— Ну, что же сказал Александр Невский?
— «Кто с мечом к нам придет — от меча и погибнет!»
— Сказать все можно. Нет, брат, плетью обуха не перешибешь. Завтра на станции сам увидишь…
— Не пойду я никуда!
— А я прошу тебя! Мне нужно, чтобы ты пришел. Слышишь? Обязательно! В конце концов, можешь ты исполнить просьбу своего учителя?!
4
На станции было безлюдно, где-то на дальних путях маневрировал старый паровоз, оставляя за собой клубы черного дыма.

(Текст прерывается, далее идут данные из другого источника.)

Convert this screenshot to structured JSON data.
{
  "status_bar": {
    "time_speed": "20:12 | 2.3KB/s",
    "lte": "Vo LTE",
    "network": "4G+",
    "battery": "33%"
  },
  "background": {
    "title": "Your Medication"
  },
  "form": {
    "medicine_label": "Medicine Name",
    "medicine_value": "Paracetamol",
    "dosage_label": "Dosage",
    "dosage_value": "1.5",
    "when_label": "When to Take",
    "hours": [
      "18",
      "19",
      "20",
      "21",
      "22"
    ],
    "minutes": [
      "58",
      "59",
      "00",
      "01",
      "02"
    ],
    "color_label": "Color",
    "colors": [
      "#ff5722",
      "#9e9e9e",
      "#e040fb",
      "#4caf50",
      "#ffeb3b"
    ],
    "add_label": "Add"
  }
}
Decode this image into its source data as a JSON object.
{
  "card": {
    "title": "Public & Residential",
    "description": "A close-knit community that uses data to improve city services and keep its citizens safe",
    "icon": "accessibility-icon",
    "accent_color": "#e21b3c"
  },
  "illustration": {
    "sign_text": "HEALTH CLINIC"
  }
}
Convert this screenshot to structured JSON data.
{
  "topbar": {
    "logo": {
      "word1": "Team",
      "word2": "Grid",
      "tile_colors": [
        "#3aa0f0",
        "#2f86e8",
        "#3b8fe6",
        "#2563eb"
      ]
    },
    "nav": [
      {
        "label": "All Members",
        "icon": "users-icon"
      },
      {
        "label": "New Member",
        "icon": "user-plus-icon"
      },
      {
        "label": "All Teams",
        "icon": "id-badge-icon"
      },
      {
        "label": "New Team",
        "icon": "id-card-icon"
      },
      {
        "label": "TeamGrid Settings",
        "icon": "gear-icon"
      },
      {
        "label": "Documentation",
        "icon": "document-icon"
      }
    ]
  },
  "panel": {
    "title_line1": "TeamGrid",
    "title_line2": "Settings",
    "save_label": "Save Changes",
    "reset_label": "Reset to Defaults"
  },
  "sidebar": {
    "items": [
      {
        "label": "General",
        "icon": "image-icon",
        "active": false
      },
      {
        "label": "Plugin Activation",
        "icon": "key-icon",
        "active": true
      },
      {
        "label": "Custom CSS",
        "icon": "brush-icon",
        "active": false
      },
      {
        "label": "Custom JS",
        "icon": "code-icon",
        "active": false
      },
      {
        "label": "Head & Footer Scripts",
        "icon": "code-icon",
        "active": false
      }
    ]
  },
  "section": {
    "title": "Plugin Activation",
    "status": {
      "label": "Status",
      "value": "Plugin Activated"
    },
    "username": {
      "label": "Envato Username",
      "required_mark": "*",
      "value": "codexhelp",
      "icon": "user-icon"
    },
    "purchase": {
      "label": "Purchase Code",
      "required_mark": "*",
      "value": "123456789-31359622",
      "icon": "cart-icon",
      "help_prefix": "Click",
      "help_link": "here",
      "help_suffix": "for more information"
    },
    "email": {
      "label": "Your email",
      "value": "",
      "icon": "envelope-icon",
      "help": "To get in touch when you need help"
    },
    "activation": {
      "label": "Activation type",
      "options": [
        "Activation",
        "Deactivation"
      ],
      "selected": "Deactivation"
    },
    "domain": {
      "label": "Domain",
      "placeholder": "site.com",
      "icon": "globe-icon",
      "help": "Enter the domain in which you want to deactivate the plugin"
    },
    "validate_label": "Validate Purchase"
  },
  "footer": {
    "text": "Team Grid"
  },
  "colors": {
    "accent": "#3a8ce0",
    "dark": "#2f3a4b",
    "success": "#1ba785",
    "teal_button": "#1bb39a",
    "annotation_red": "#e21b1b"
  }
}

Иван Ильич суетился под навесом, около больших десятичных весов. Тут же высились аккуратно перевязанные фанерные ящики.
— Явился? Молодец! — сказал Иван Ильич. — Садись, сейчас я с этим делом покончу. Впрочем, помоги-ка мне. Надо взвесить все ящики и занести вес в накладную.
Я стал укладывать ящики на весы.
— Посылочки, — сказал Иван Ильич. — Маслице, сальце, сахарок, ну и вещички, конечно. Немцы посылают нах хаузе. Домой. Женам, деткам. Немцы, милый мой, очень детей любят, просто обожают…
— Вы зачем меня позвали? Хвалить фашистов?! «Немцы любят детей!» Забыли Ивановскую? Что там наделали немцы?
— На память не жалуюсь — помню. Загнали людей в деревенскую церковь и сожгли. За связь с партизанами…
— А вы знаете, что там были ребята, даже грудные дети?..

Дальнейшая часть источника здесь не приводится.